Eury Perez tossed five shutout innings and the Miami Marlins held on to beat the Colorado Rockies 6-5 in Denver on Tuesday night.
Heriberto Hernandez, Eric Wagaman and Javier Sanoja had two hits each for Miami (71-80) in a game that was delayed for 61 minutes by rain.
Perez (7-5) allowed one hit, walked none and struck out six in five innings before the rain delay forced him out of the game.
The Marlins led 6-0 before the Rockies scored three runs in the eighth inning and two in the ninth.
Ronny Henriquez picked up his seventh save despite allowing two runs (one earned) in 1 1/3 innings as the Marlins won for the fifth time in six games.
Mickey Moniak hit a three-run homer and singled and Kyle Karros had two hits and two runs for Colorado (41-110). The Rockies have lost 20 of their past 24 games.
The starters breezed through the first two innings before Colorado’s Kyle Freeland ran into trouble in the third. Joey Wiemer was hit by a pitch with one out, went to third on Sanoja’s single to center and scored on a sacrifice fly by Otto Lopez.
Agustin Ramirez walked and Jakob Marsee followed with a two-run double to give Miami a 3-0 lead.
The Marlins padded their lead in the sixth. Hernandez and Wagaman opened the inning with consecutive singles, and both scored on a one-out double to center by Dane Myers. Sanoja drove in Myers with a two-out double to right.
That was all for Freeland (4-16), who allowed six runs on eight hits in 5 2/3 innings. He walked one and fanned out. Jaden Hill got the last out of the inning before a heavy rain forced the delay.
Myers drove a ball to the wall in center in the top of the eighth, but Brenton Doyle made a leaping catch to rob a potential home run.
The Rockies, who had one hit through seven innings, got singles by Karros and Tyler Freeman in the eighth ahead of Moniak’s 22nd homer, a shot to right-center off Michael Petersen.

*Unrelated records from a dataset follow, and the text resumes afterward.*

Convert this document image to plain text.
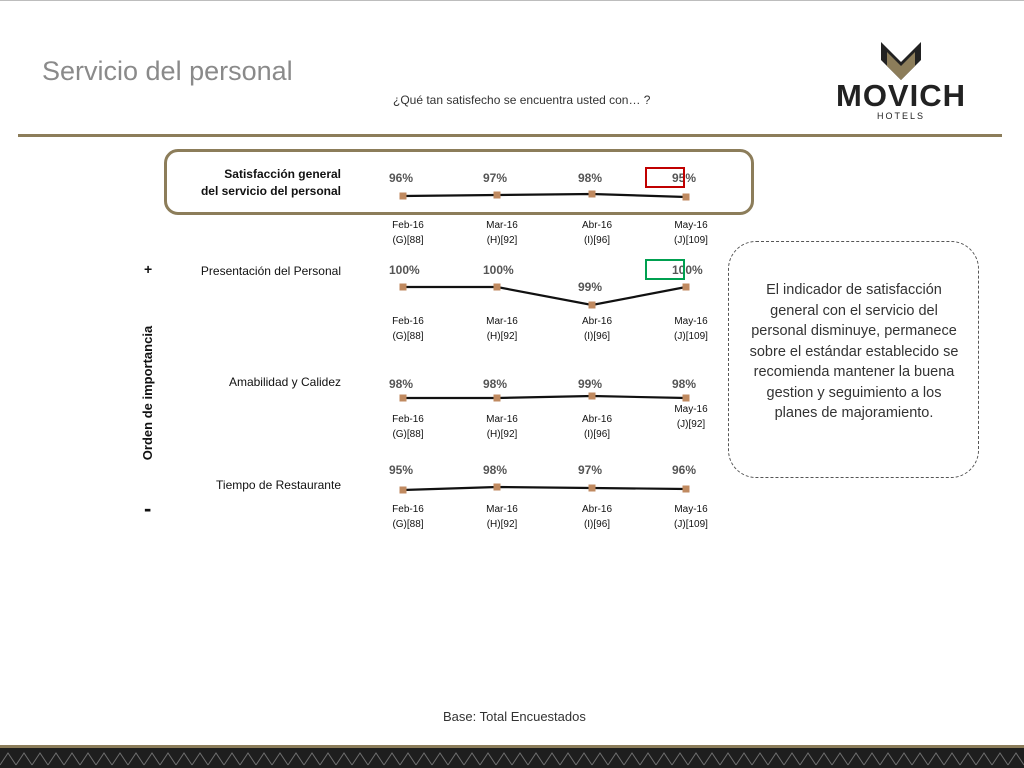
Servicio del personal
¿Qué tan satisfecho se encuentra usted con… ?	MOVICH
HOTELS
Satisfacción general
del servicio del personal
Presentación del Personal
Amabilidad y Calidez
Tiempo de Restaurante
+
Orden de importancia
-
96%
Feb-16
(G)[88]
97%
Mar-16
(H)[92]
98%
Abr-16
(I)[96]
95%
May-16
(J)[109]
100%
Feb-16
(G)[88]
100%
Mar-16
(H)[92]
99%
Abr-16
(I)[96]
100%
May-16
(J)[109]
98%
Feb-16
(G)[88]
98%
Mar-16
(H)[92]
99%
Abr-16
(I)[96]
98%
May-16
(J)[92]
95%
Feb-16
(G)[88]
98%
Mar-16
(H)[92]
97%
Abr-16
(I)[96]
96%
May-16
(J)[109]
El indicador de satisfacción general con el servicio del personal disminuye, permanece sobre el estándar establecido se recomienda mantener la buena gestion y seguimiento a los planes de majoramiento.
Base: Total Encuestados
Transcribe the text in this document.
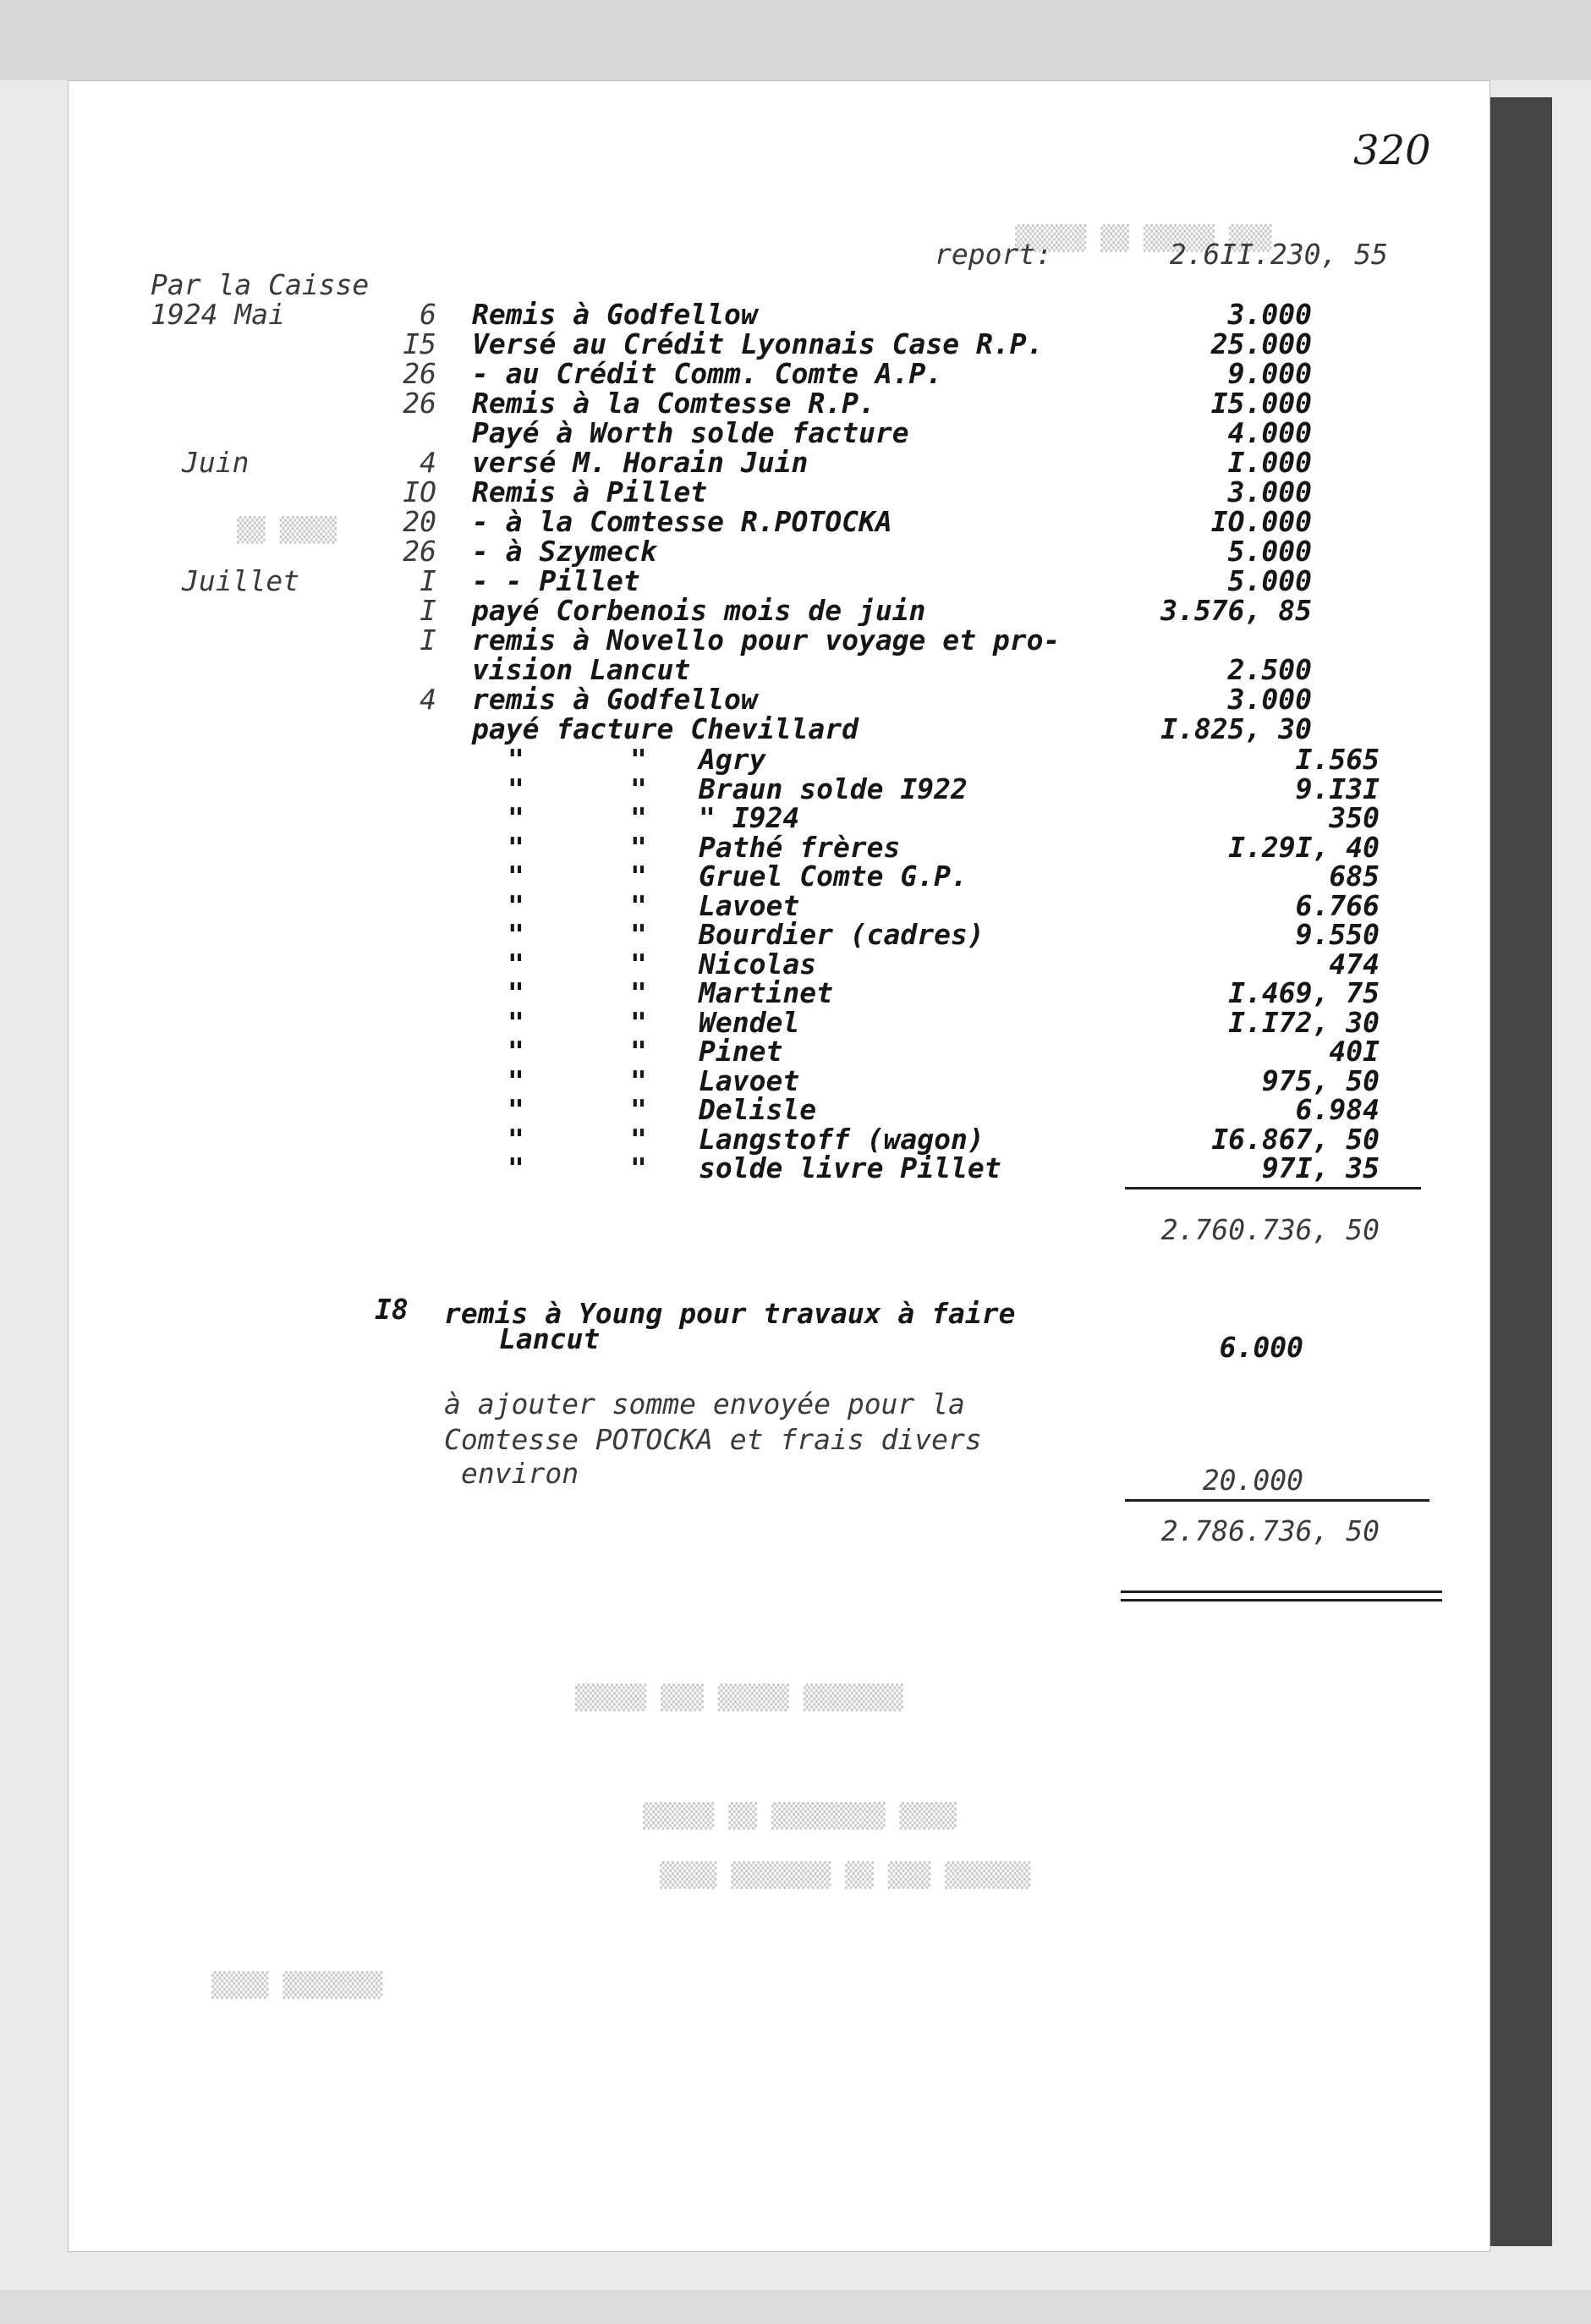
▒▒▒ ▒▒▒▒▒ ▒▒ ▒▒▒▒▒
▒▒▒▒ ▒▒
▒▒▒▒▒▒▒ ▒▒▒▒▒ ▒▒▒ ▒▒▒▒▒
▒▒▒▒ ▒▒▒▒▒▒▒▒ ▒▒ ▒▒▒▒▒
▒▒▒▒▒▒ ▒▒▒ ▒▒ ▒▒▒▒▒▒▒ ▒▒▒▒
▒▒▒▒▒▒▒ ▒▒▒▒
320
report:	2.6II.230, 55
Par la Caisse
1924 Mai	6 Remis à Godfellow	3.000
I5 Versé au Crédit Lyonnais Case R.P.	25.000
26 - au Crédit Comm. Comte A.P.	9.000
26 Remis à la Comtesse R.P.	I5.000
Payé à Worth solde facture	4.000
Juin	4 versé M. Horain Juin	I.000
IO Remis à Pillet	3.000
20 - à la Comtesse R.POTOCKA	IO.000
26 - à Szymeck	5.000
Juillet	I - - Pillet	5.000
I payé Corbenois mois de juin	3.576, 85
I remis à Novello pour voyage et pro-
vision Lancut	2.500
4 remis à Godfellow	3.000
payé facture Chevillard	I.825, 30
"	" Agry	I.565
"	" Braun solde I922	9.I3I
"	" " I924	350
"	" Pathé frères	I.29I, 40
"	" Gruel Comte G.P.	685
"	" Lavoet	6.766
"	" Bourdier (cadres)	9.550
"	" Nicolas	474
"	" Martinet	I.469, 75
"	" Wendel	I.I72, 30
"	" Pinet	40I
"	" Lavoet	975, 50
"	" Delisle	6.984
"	" Langstoff (wagon)	I6.867, 50
"	" solde livre Pillet	97I, 35
2.760.736, 50
I8 remis à Young pour travaux à faire
Lancut	6.000
à ajouter somme envoyée pour la
Comtesse POTOCKA et frais divers
environ	20.000
2.786.736, 50
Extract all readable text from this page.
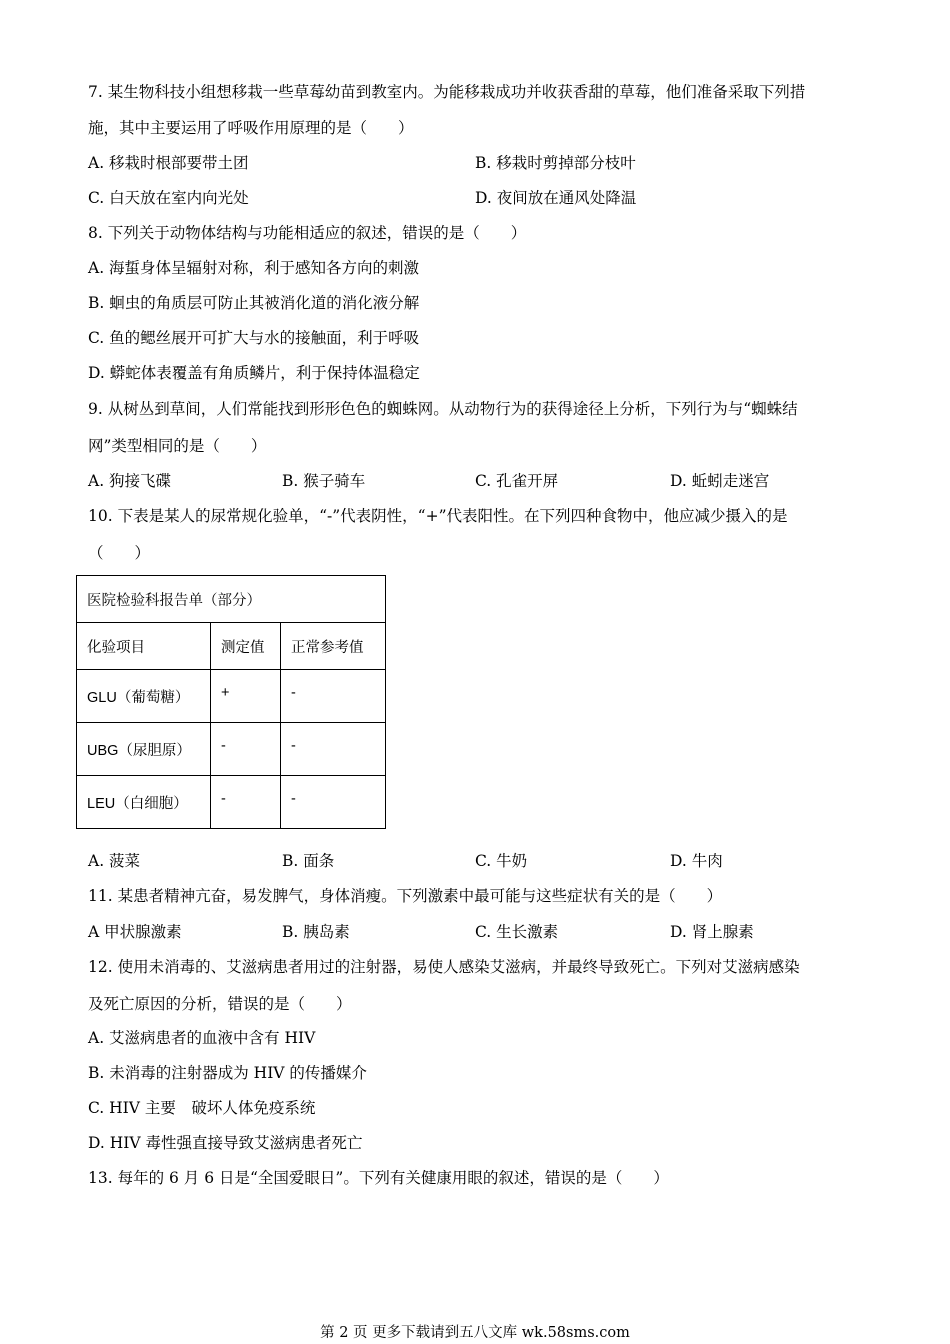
7. 某生物科技小组想移栽一些草莓幼苗到教室内。为能移栽成功并收获香甜的草莓，他们准备采取下列措
施，其中主要运用了呼吸作用原理的是（　　）
A. 移栽时根部要带土团	B. 移栽时剪掉部分枝叶
C. 白天放在室内向光处	D. 夜间放在通风处降温
8. 下列关于动物体结构与功能相适应的叙述，错误的是（　　）
A. 海蜇身体呈辐射对称，利于感知各方向的刺激
B. 蛔虫的角质层可防止其被消化道的消化液分解
C. 鱼的鳃丝展开可扩大与水的接触面，利于呼吸
D. 蟒蛇体表覆盖有角质鳞片，利于保持体温稳定
9. 从树丛到草间，人们常能找到形形色色的蜘蛛网。从动物行为的获得途径上分析，下列行为与“蜘蛛结
网”类型相同的是（　　）
A. 狗接飞碟	B. 猴子骑车	C. 孔雀开屏	D. 蚯蚓走迷宫
10. 下表是某人的尿常规化验单，“-”代表阴性，“+”代表阳性。在下列四种食物中，他应减少摄入的是
（　　）
医院检验科报告单（部分）		
化验项目	测定值	正常参考值
GLU（葡萄糖）	+	-
UBG（尿胆原）	-	-
LEU（白细胞）	-	-
A. 菠菜	B. 面条	C. 牛奶	D. 牛肉
11. 某患者精神亢奋，易发脾气，身体消瘦。下列激素中最可能与这些症状有关的是（　　）
A 甲状腺激素	B. 胰岛素	C. 生长激素	D. 肾上腺素
12. 使用未消毒的、艾滋病患者用过的注射器，易使人感染艾滋病，并最终导致死亡。下列对艾滋病感染
及死亡原因的分析，错误的是（　　）
A. 艾滋病患者的血液中含有 HIV
B. 未消毒的注射器成为 HIV 的传播媒介
C. HIV 主要　破坏人体免疫系统
D. HIV 毒性强直接导致艾滋病患者死亡
13. 每年的 6 月 6 日是“全国爱眼日”。下列有关健康用眼的叙述，错误的是（　　）
第 2 页 更多下载请到五八文库 wk.58sms.com
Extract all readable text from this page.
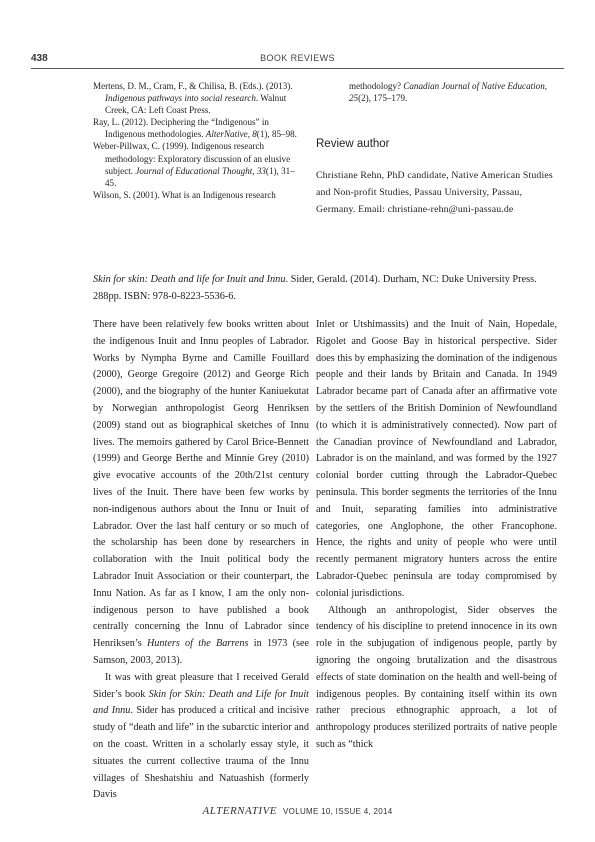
438	BOOK REVIEWS

Mertens, D. M., Cram, F., & Chilisa, B. (Eds.). (2013). Indigenous pathways into social research. Walnut Creek, CA: Left Coast Press.

Ray, L. (2012). Deciphering the “Indigenous” in Indigenous methodologies. AlterNative, 8(1), 85–98.

Weber-Pillwax, C. (1999). Indigenous research methodology: Exploratory discussion of an elusive subject. Journal of Educational Thought, 33(1), 31–45.

Wilson, S. (2001). What is an Indigenous research

methodology? Canadian Journal of Native Education, 25(2), 175–179.

Review author
Christiane Rehn, PhD candidate, Native American Studies and Non-profit Studies, Passau University, Passau, Germany. Email: christiane-rehn@uni-passau.de
Skin for skin: Death and life for Inuit and Innu. Sider, Gerald. (2014). Durham, NC: Duke University Press. 288pp. ISBN: 978-0-8223-5536-6.

There have been relatively few books written about the indigenous Inuit and Innu peoples of Labrador. Works by Nympha Byrne and Camille Fouillard (2000), George Gregoire (2012) and George Rich (2000), and the biography of the hunter Kaniuekutat by Norwegian anthropologist Georg Henriksen (2009) stand out as biographical sketches of Innu lives. The memoirs gathered by Carol Brice-Bennett (1999) and George Berthe and Minnie Grey (2010) give evocative accounts of the 20th/21st century lives of the Inuit. There have been few works by non-indigenous authors about the Innu or Inuit of Labrador. Over the last half century or so much of the scholarship has been done by researchers in collaboration with the Inuit political body the Labrador Inuit Association or their counterpart, the Innu Nation. As far as I know, I am the only non-indigenous person to have published a book centrally concerning the Innu of Labrador since Henriksen’s Hunters of the Barrens in 1973 (see Samson, 2003, 2013).

It was with great pleasure that I received Gerald Sider’s book Skin for Skin: Death and Life for Inuit and Innu. Sider has produced a critical and incisive study of “death and life” in the subarctic interior and on the coast. Written in a scholarly essay style, it situates the current collective trauma of the Innu villages of Sheshatshiu and Natuashish (formerly Davis

Inlet or Utshimassits) and the Inuit of Nain, Hopedale, Rigolet and Goose Bay in historical perspective. Sider does this by emphasizing the domination of the indigenous people and their lands by Britain and Canada. In 1949 Labrador became part of Canada after an affirmative vote by the settlers of the British Dominion of Newfoundland (to which it is administratively connected). Now part of the Canadian province of Newfoundland and Labrador, Labrador is on the mainland, and was formed by the 1927 colonial border cutting through the Labrador-Quebec peninsula. This border segments the territories of the Innu and Inuit, separating families into administrative categories, one Anglophone, the other Francophone. Hence, the rights and unity of people who were until recently permanent migratory hunters across the entire Labrador-Quebec peninsula are today compromised by colonial jurisdictions.

Although an anthropologist, Sider observes the tendency of his discipline to pretend innocence in its own role in the subjugation of indigenous people, partly by ignoring the ongoing brutalization and the disastrous effects of state domination on the health and well-being of indigenous peoples. By containing itself within its own rather precious ethnographic approach, a lot of anthropology produces sterilized portraits of native people such as “thick

ALTERNATIVE VOLUME 10, ISSUE 4, 2014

Colorado nearly completed the comeback in the ninth.
Doyle led off with a single, went to third on Karros’ one-out single and scored on a sacrifice fly by Yanquiel Fernandez. Freeman was hit by a pitch, and Moniak’s infield single and a throwing error by first baseman Wagaman made it a one-run game.
Hunter Goodman lined to third to end the game.